Table 2. Quantitative comparison of the MSE of the $\{\alpha ,\beta ,x,y\}$ stator currents performance for two different rotor speed references.

Poposed DTSTC
${\omega }_r^d$ (rpm)		MSE${}_{i_{\alpha s}}\left(A\right)$	MSE${}_{i_{\beta s}}\left(A\right)$	MSE${}_{i_{xs}}\left(A\right)$	MSE${}_{i_{ys}}\left(A\right)$
1000		0.2937	0.3021	0.2326	0.2280
1500		0.3000	0.3050	0.2491	0.2456
TDE-based DSMC [17]
${\omega }_r^d$(rpm)		MSE${}_{i_{\alpha s}}\left(A\right)$	MSE${}_{i_{\beta s}}\left(A\right)$	MSE${}_{i_{xs}}\left(A\right)$	MSE${}_{i_{ys}}\left(A\right)$
1000		0.0883	0.0795	0.0401	0.0457
1500		0.1813	0.1649	0.1107	0.1000

and show the obtained MSE values for the stator currents in $\alpha -\beta$ and $x-y$ subspaces.
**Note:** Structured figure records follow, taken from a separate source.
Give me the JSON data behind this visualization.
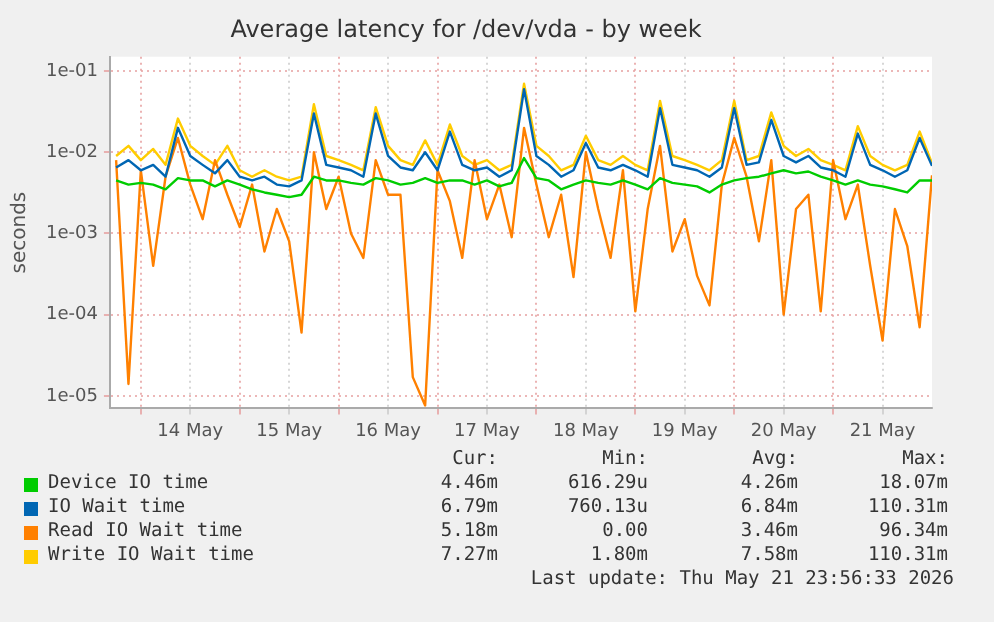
{
  "chart_data": {
    "type": "line",
    "title": "Average latency for /dev/vda - by week",
    "ylabel": "seconds",
    "log": true,
    "grid": true,
    "legend": "bottom",
    "marker": "none",
    "line_style": "solid",
    "xlim": [
      "2026-05-13T16:30",
      "2026-05-22T00:00"
    ],
    "xticks": [
      {
        "value": "2026-05-14T00:00",
        "label": null
      },
      {
        "value": "2026-05-14T12:00",
        "label": "14 May"
      },
      {
        "value": "2026-05-15T00:00",
        "label": null
      },
      {
        "value": "2026-05-15T12:00",
        "label": "15 May"
      },
      {
        "value": "2026-05-16T00:00",
        "label": null
      },
      {
        "value": "2026-05-16T12:00",
        "label": "16 May"
      },
      {
        "value": "2026-05-17T00:00",
        "label": null
      },
      {
        "value": "2026-05-17T12:00",
        "label": "17 May"
      },
      {
        "value": "2026-05-18T00:00",
        "label": null
      },
      {
        "value": "2026-05-18T12:00",
        "label": "18 May"
      },
      {
        "value": "2026-05-19T00:00",
        "label": null
      },
      {
        "value": "2026-05-19T12:00",
        "label": "19 May"
      },
      {
        "value": "2026-05-20T00:00",
        "label": null
      },
      {
        "value": "2026-05-20T12:00",
        "label": "20 May"
      },
      {
        "value": "2026-05-21T00:00",
        "label": null
      },
      {
        "value": "2026-05-21T12:00",
        "label": "21 May"
      }
    ],
    "ylim": [
      7e-06,
      0.15
    ],
    "yticks": [
      {
        "value": 1e-05,
        "label": "1e-05"
      },
      {
        "value": 0.0001,
        "label": "1e-04"
      },
      {
        "value": 0.001,
        "label": "1e-03"
      },
      {
        "value": 0.01,
        "label": "1e-02"
      },
      {
        "value": 0.1,
        "label": "1e-01"
      }
    ],
    "x": [
      "2026-05-13T18:00",
      "2026-05-13T21:00",
      "2026-05-14T00:00",
      "2026-05-14T03:00",
      "2026-05-14T06:00",
      "2026-05-14T09:00",
      "2026-05-14T12:00",
      "2026-05-14T15:00",
      "2026-05-14T18:00",
      "2026-05-14T21:00",
      "2026-05-15T00:00",
      "2026-05-15T03:00",
      "2026-05-15T06:00",
      "2026-05-15T09:00",
      "2026-05-15T12:00",
      "2026-05-15T15:00",
      "2026-05-15T18:00",
      "2026-05-15T21:00",
      "2026-05-16T00:00",
      "2026-05-16T03:00",
      "2026-05-16T06:00",
      "2026-05-16T09:00",
      "2026-05-16T12:00",
      "2026-05-16T15:00",
      "2026-05-16T18:00",
      "2026-05-16T21:00",
      "2026-05-17T00:00",
      "2026-05-17T03:00",
      "2026-05-17T06:00",
      "2026-05-17T09:00",
      "2026-05-17T12:00",
      "2026-05-17T15:00",
      "2026-05-17T18:00",
      "2026-05-17T21:00",
      "2026-05-18T00:00",
      "2026-05-18T03:00",
      "2026-05-18T06:00",
      "2026-05-18T09:00",
      "2026-05-18T12:00",
      "2026-05-18T15:00",
      "2026-05-18T18:00",
      "2026-05-18T21:00",
      "2026-05-19T00:00",
      "2026-05-19T03:00",
      "2026-05-19T06:00",
      "2026-05-19T09:00",
      "2026-05-19T12:00",
      "2026-05-19T15:00",
      "2026-05-19T18:00",
      "2026-05-19T21:00",
      "2026-05-20T00:00",
      "2026-05-20T03:00",
      "2026-05-20T06:00",
      "2026-05-20T09:00",
      "2026-05-20T12:00",
      "2026-05-20T15:00",
      "2026-05-20T18:00",
      "2026-05-20T21:00",
      "2026-05-21T00:00",
      "2026-05-21T03:00",
      "2026-05-21T06:00",
      "2026-05-21T09:00",
      "2026-05-21T12:00",
      "2026-05-21T15:00",
      "2026-05-21T18:00",
      "2026-05-21T21:00",
      "2026-05-22T00:00"
    ],
    "series": [
      {
        "name": "Device IO time",
        "color": "#00cc00",
        "values": [
          0.0045,
          0.004,
          0.0042,
          0.004,
          0.0035,
          0.0048,
          0.0045,
          0.0045,
          0.0038,
          0.0045,
          0.004,
          0.0035,
          0.0032,
          0.003,
          0.0028,
          0.003,
          0.005,
          0.0045,
          0.0045,
          0.0042,
          0.004,
          0.0048,
          0.0045,
          0.004,
          0.0042,
          0.0048,
          0.0042,
          0.0045,
          0.0045,
          0.004,
          0.0045,
          0.0038,
          0.0042,
          0.0085,
          0.0048,
          0.0045,
          0.0035,
          0.004,
          0.0045,
          0.0042,
          0.004,
          0.0045,
          0.004,
          0.0035,
          0.0048,
          0.0042,
          0.004,
          0.0038,
          0.0032,
          0.004,
          0.0045,
          0.0048,
          0.005,
          0.0055,
          0.006,
          0.0055,
          0.0058,
          0.005,
          0.0045,
          0.004,
          0.0045,
          0.004,
          0.0038,
          0.0035,
          0.0032,
          0.0045,
          0.0045
        ]
      },
      {
        "name": "IO Wait time",
        "color": "#0066b3",
        "values": [
          0.0065,
          0.008,
          0.006,
          0.007,
          0.005,
          0.02,
          0.009,
          0.007,
          0.0055,
          0.008,
          0.005,
          0.0045,
          0.005,
          0.004,
          0.0038,
          0.0045,
          0.03,
          0.007,
          0.0065,
          0.006,
          0.005,
          0.03,
          0.009,
          0.0065,
          0.006,
          0.01,
          0.006,
          0.018,
          0.007,
          0.006,
          0.0065,
          0.005,
          0.006,
          0.06,
          0.009,
          0.007,
          0.005,
          0.006,
          0.013,
          0.0065,
          0.006,
          0.007,
          0.006,
          0.005,
          0.035,
          0.007,
          0.0065,
          0.006,
          0.005,
          0.0065,
          0.035,
          0.007,
          0.0075,
          0.025,
          0.009,
          0.0075,
          0.009,
          0.0065,
          0.006,
          0.005,
          0.017,
          0.007,
          0.006,
          0.005,
          0.006,
          0.015,
          0.0068
        ]
      },
      {
        "name": "Read IO Wait time",
        "color": "#ff8000",
        "values": [
          0.008,
          1.4e-05,
          0.006,
          0.0004,
          0.005,
          0.015,
          0.004,
          0.0015,
          0.008,
          0.003,
          0.0012,
          0.004,
          0.0006,
          0.002,
          0.0008,
          6e-05,
          0.01,
          0.002,
          0.005,
          0.001,
          0.0005,
          0.008,
          0.003,
          0.003,
          1.7e-05,
          7.6e-06,
          0.006,
          0.0025,
          0.0005,
          0.008,
          0.0015,
          0.004,
          0.0009,
          0.02,
          0.004,
          0.0009,
          0.003,
          0.00029,
          0.01,
          0.002,
          0.0005,
          0.006,
          0.00011,
          0.002,
          0.012,
          0.0006,
          0.0015,
          0.0003,
          0.00013,
          0.004,
          0.015,
          0.005,
          0.0008,
          0.008,
          0.0001,
          0.002,
          0.003,
          0.00011,
          0.008,
          0.0015,
          0.004,
          0.0004,
          4.8e-05,
          0.002,
          0.0007,
          7e-05,
          0.0052
        ]
      },
      {
        "name": "Write IO Wait time",
        "color": "#ffcc00",
        "values": [
          0.009,
          0.012,
          0.008,
          0.011,
          0.007,
          0.026,
          0.012,
          0.009,
          0.007,
          0.012,
          0.006,
          0.005,
          0.006,
          0.005,
          0.0045,
          0.005,
          0.039,
          0.009,
          0.008,
          0.007,
          0.006,
          0.036,
          0.012,
          0.008,
          0.007,
          0.014,
          0.007,
          0.022,
          0.009,
          0.007,
          0.008,
          0.006,
          0.007,
          0.07,
          0.012,
          0.009,
          0.006,
          0.007,
          0.016,
          0.008,
          0.007,
          0.009,
          0.007,
          0.006,
          0.043,
          0.009,
          0.008,
          0.007,
          0.006,
          0.008,
          0.043,
          0.008,
          0.009,
          0.031,
          0.012,
          0.009,
          0.011,
          0.008,
          0.007,
          0.006,
          0.021,
          0.009,
          0.007,
          0.006,
          0.007,
          0.018,
          0.0073
        ]
      }
    ],
    "annotations": [
      "Cur:",
      "Min:",
      "Avg:",
      "Max:",
      "4.46m",
      "616.29u",
      "4.26m",
      "18.07m",
      "6.79m",
      "760.13u",
      "6.84m",
      "110.31m",
      "5.18m",
      "0.00",
      "3.46m",
      "96.34m",
      "7.27m",
      "1.80m",
      "7.58m",
      "110.31m",
      "Last update: Thu May 21 23:56:33 2026"
    ]
  }
}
The data show that better performances are obtained with the proposed algorithm over the existing TDE-based DSMC.

5. Conclusions

In this work, speed control based on an indirect rotor field-oriented control strategy with an inner DTSTC for the $\alpha -\beta$ and the $x-y$ stator currents was developed. The proposed technique was supported by the TDE method to simply approximate the matched perturbations and the $\alpha -\beta$ unmeasurable rotor current. The developed discrete terminal super-twisting rejects the nonlinearities caused by the estimation error and ensures accurate stator currents tracking and fast convergence of this latter to zero. The effectiveness of this discrete technique was shown in the theoretical development and experimental work conducted on a real asymmetrical six-phase induction motor. Indeed, the developed method produces excellent performances in steady state and transient state as well. Further research will be initiated to extend the development for a multiphase induction motor in faulty conditions since operating in faulty situations is one of the benefits of these machines. The extended work aims is to ensure high performance under fault condition without acting on the control law.